Figure 4: Images of the soft palate with mouthpiece O (left) and mouthpiece S (right) showing the open aerosol pathway through the oral cavity, giving access to the oropharynx. RetroNose mouthpiece to help the aerosol pathway through the oral cavity.

In order to evaluate the influence of the anatomical mouthpiece on drug deposition, we developed two different upper airway cast models. Both have the same nasal cavities but with two different oral cavity models: one corresponding to the anatomy when using a standard mouthpiece and the other corresponding to the anatomy when using the anatomical RetroNose mouthpiece. We measured the deposition distribution with the RetroNose pMDI (12 μm of VMD, 60 L/min) using these models and we observed a fourfold difference in terms of deposition in the mouth when using the anatomical mouthpiece compared with the standard mouthpiece. Mouthpiece design helped to improve the RetroNose pMDI device performances in terms of deposition reduction in the oral cavity.


The results of this study reinforce the benefits of the RetroNose technology.

RetroNose improves drug efficacy via a wide and homogeneous deposition:

  • applicable to local treatment (e.g. corticosteroids for CRS)
  • applicable to systemic treatments
  • low deposition distribution variability versus nasal sprays.

RetroNose technology allows a deposition in the back of the nasal cavity and the rhinopharynx, presenting opportunities:

  • to treat nose and throat in one go
  • for vaccines (lymphatic system)
  • to reduce patient-to-patient variability by avoiding the nasal valve passage.

The RetroNose pMDI concept involves device operation steps similar to breath-actuated pMDIs. Triggering upon positive pressure in the mouth from nasal expiration is possible with a mechanical trigger. and also possible with electronics.


Nemera understands how vital it is to continue exploring customised solutions for nasal delivery treatments to address unmet medical needs. RetroNose targets nasal disorders through the oral cavity.

An optimised mouthpiece including a spacer reduces the mouth deposition when using the RetroNose technology with a pMDI to target the nasal cavities. This conclusion is aligned with similar studies conducted with pMDIs for lung delivery. Spray triggering upon positive pressure in the mouth seems a good path to ensure drug delivery in the nasal expiratory phase. In the future, a potential next step would be to test the clinical efficacy of RetroNose and its acceptance by patients through the human factors perspective.

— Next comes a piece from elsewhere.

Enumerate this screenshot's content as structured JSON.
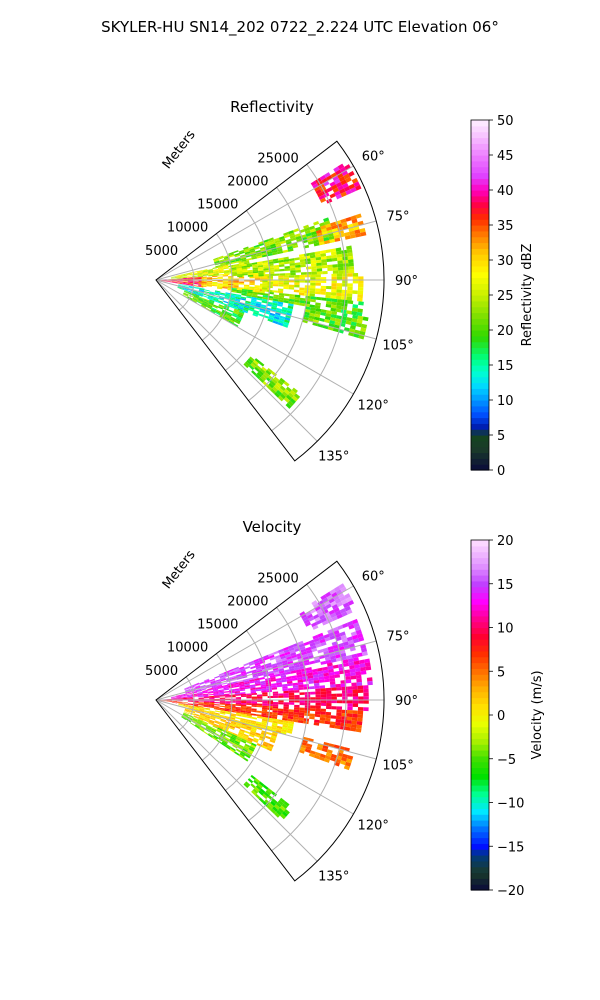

  1. Othieno F et al, “Retronasal olfaction in chronic rhinosinusitis”. Laryngoscope, 2018, Vol 128(11), pp 2437–2442.
  2. Reychler G et al, “Effect of three-drug delivery modalities on olfactory function in chronic sinusitis”. Laryngoscope, 2015, Vol 125(3), pp 549–555.
  3. Vecellio L et al, “Deposition in three nasal cast models with a new concept of nasal administration (RetroNose) vs nasal spray”. Drug Delivery Congress, 2018.
  4. Kobayashi Y et al, “A novel therapeutic use of HFA-BDP metered dose inhaler for asthmatic patients with rhinosinusitis: Case series”. Int J Clin Pharmacol Ther, 2014, Vol 52(10), pp 914-9.